Determining the mechanism of action of lipophilic compounds by the development of a three-way equilibrium radioligand binding assay.

Darren Riddy1, Sam Miller2, Chris Langmead3, Mark Dowling1. 1Novartis Institutes for BioMedical Research, Horsham, West Sussex, RH12 5AB, UK, 2University of Leicester, Leicester, LE1 7RH, UK, 3Heptares Therapeutics, Welwyn Garden City, Hertfordshire, AL7 3AX, UK

Over the past decade there has been a growing interest in the G-protein coupled receptors (GPCR) for sphingosine-1-phosphate (S1P) as therapeutic targets amenable to pharmacological intervention. High affinity ligands at these GPCRs are general lipophilic in nature and in our experience exhibit poor solubility, low permeability and high non-specific binding. This makes performing comprehensive mechanism of actions studies difficult, as there is a resultant restriction in the useful working experimental concentration range of these ligands. To overcome this technical challenge, we adapted a previously published method based on the extended ternary complex model (ETCM) which quantifies the interaction of two orthosteric ligands with a putative allosteric compound at the same receptor (Lanzafame et al., 2006).

To validate this system we first used the Muscarinic M2 receptor for which there are well characterised ligands described as either competitive (ipratropium, atropine) or allosteric (gallamine) (Burke, 1986) with respect to [3H]-NMS. The pKd for [3H]-NMS determined from radioligand saturation binding studies was 9.54 + 0.08. A family of atropine inhibition binding curves against a single concentration of [3H]-NMS was performed in the presence of increasing concentrations of ipratropium or gallamine.
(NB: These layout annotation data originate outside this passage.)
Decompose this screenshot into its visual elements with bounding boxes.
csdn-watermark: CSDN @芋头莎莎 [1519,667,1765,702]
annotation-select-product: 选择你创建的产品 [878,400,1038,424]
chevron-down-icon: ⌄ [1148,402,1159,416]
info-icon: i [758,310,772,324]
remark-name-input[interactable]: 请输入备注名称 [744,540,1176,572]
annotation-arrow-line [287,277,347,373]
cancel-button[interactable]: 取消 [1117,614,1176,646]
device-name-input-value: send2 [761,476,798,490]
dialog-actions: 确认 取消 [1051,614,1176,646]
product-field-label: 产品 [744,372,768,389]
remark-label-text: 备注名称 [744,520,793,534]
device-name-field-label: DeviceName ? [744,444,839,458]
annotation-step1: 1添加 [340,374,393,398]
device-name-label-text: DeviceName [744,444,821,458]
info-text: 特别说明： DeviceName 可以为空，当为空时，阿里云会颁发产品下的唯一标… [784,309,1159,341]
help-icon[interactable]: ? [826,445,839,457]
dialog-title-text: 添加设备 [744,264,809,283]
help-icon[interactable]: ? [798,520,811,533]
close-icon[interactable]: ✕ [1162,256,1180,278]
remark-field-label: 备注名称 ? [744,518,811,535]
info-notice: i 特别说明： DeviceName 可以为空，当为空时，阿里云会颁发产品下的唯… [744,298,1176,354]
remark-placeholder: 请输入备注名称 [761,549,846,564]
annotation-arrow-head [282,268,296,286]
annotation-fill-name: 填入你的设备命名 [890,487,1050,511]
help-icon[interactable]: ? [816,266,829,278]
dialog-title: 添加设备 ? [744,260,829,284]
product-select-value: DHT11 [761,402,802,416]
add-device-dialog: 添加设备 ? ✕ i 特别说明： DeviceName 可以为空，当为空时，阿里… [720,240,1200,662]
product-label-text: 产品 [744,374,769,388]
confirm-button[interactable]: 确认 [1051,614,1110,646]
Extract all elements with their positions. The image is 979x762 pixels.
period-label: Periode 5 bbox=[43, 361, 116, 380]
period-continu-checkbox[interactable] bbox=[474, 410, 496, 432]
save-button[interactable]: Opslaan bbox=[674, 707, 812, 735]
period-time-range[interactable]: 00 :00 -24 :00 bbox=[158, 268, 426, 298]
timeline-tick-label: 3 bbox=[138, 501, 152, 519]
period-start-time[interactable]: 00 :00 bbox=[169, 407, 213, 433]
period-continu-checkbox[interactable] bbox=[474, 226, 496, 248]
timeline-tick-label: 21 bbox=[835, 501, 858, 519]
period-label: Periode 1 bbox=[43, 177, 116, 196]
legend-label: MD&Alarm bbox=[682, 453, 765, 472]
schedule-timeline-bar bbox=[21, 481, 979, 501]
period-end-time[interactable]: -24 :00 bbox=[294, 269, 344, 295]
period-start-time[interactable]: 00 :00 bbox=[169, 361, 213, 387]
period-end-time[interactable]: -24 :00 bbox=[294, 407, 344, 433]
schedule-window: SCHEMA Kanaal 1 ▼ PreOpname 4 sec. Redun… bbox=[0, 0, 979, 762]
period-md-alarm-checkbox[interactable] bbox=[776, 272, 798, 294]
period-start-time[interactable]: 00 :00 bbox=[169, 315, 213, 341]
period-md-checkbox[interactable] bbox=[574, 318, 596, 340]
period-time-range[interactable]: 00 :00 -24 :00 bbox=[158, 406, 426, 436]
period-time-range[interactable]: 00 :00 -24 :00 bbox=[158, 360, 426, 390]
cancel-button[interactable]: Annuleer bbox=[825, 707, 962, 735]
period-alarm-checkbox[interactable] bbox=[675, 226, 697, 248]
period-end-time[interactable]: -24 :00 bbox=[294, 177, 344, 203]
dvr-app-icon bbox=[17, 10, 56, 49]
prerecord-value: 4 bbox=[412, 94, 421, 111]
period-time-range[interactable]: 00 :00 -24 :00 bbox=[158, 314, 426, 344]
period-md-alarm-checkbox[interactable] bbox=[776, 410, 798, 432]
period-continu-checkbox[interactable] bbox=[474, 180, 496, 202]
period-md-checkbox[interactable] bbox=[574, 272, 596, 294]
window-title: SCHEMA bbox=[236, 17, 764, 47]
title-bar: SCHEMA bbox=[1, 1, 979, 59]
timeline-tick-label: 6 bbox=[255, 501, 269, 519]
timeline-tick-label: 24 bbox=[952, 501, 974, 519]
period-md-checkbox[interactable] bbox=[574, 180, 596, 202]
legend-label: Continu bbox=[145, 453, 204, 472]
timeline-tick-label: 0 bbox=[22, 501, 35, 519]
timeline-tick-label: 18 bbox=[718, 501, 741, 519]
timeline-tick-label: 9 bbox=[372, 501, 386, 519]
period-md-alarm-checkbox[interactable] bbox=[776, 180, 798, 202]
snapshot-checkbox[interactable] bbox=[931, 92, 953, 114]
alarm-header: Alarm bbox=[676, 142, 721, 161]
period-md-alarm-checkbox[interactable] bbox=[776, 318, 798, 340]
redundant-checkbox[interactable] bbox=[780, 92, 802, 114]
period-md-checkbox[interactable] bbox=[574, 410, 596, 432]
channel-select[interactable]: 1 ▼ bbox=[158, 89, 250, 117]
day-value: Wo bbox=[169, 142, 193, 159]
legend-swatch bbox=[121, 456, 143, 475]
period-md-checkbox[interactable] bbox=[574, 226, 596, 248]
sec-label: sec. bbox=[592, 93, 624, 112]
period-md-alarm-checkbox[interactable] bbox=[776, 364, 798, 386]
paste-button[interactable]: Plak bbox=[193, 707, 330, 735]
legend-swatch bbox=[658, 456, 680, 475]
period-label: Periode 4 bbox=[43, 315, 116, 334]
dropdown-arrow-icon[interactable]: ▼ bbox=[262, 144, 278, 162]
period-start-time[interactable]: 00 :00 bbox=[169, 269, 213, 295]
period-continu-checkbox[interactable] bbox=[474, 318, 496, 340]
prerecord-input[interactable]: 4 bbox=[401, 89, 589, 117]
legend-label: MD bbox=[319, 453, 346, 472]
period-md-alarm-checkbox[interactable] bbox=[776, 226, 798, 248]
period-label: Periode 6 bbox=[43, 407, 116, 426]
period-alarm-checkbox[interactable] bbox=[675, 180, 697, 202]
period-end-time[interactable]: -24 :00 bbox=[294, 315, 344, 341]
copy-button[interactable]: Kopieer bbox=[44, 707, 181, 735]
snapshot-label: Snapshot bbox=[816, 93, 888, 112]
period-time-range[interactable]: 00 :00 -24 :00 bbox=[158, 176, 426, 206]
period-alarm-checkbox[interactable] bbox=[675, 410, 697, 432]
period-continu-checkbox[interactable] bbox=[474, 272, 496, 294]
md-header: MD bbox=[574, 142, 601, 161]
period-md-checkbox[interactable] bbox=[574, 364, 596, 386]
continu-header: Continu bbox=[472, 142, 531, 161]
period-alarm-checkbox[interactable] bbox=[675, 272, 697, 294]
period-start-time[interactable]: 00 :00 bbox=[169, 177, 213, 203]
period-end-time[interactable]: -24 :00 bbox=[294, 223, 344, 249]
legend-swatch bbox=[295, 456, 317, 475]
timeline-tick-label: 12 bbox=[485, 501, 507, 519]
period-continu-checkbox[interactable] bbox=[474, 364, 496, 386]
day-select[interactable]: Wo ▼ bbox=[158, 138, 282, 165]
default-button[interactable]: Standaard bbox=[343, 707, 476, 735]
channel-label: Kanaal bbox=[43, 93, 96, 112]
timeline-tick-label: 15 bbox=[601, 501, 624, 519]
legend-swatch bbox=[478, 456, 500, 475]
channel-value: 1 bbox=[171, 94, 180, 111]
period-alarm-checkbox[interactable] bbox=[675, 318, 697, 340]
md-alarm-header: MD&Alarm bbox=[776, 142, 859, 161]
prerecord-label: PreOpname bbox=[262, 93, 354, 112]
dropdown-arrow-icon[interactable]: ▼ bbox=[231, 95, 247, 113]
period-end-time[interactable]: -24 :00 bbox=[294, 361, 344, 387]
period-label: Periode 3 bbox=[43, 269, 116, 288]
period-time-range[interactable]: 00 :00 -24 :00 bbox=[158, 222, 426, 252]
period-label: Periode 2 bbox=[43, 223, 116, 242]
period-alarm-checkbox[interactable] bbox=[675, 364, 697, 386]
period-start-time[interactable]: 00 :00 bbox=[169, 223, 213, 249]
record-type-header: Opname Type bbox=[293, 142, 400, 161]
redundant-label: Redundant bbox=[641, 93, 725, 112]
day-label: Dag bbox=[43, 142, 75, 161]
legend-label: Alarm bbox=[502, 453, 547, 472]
The resulting IC50 curves were analysed with an extended version of the TCM (Lanzafame et al., 2006) to estimate the affinity (pKI) and any co-operativity factor (α) of the unlabelled compounds. Using this model the estimated pKi affinity values for atropine and ipratropium were 9.19 + 0.20 and 8.05 + 0.60 respectively. No meaningful α values could be obtained indicating that these two ligands share a competitive binding site with [3H]-NMS. This is in contrast with gallamine, for which a pKi value of 5.75 + 0.69 was determined and an α value of 0.08 + 0.09 for the interaction between gallamine and [3H]-NMS and 0.06 + 0.08 for gallamine and atropine. This confirms previous studies that gallamine binds to a common allosteric binding site on the M2 receptor (Christopoulos, 2000).

Next we applied the model to the S1P3 receptor using the radioligand agonist [3H]-FTY720-P in combination with both unlabelled S1P and antagonists of interest. In order to apply the TCM model we sought first to establish that FTY720-P and S1P share a common binding site. Displacement binding of a range of [33P]-S1P concentrations was performed using a full titration of FTY720-P. FTY720-P IC50 curves were proportionally rightward shifted with increasing [33P]-S1P concentrations. Additionally the dissociation kinetics of [3H]-FTY720-P in the presence of S1P or FTY720-P, resulted in T½ values of 24.0 ± 8.4 and 24.2 ± 2.6 min-1, implying these ligands bind to a common site. We have profiled a number of compounds using the three-way ligand binding assay, including 1-benzyl-N-(2,3-difluorobenzyl)-5-hydroxy-2-isopropyl-1H-indole-3-carboxamide (Allergan, US) and (Z)-N,N’-bis(4-chlorophenyl)-3,3-dimethyl-2-oxobutanehydrazonamide (TY-52156, Toa Eiyo, Japan), and present data which suggest these bind to allosteric sites distinct from the orthosteric ligands. All data presented is expressed as mean ± SD.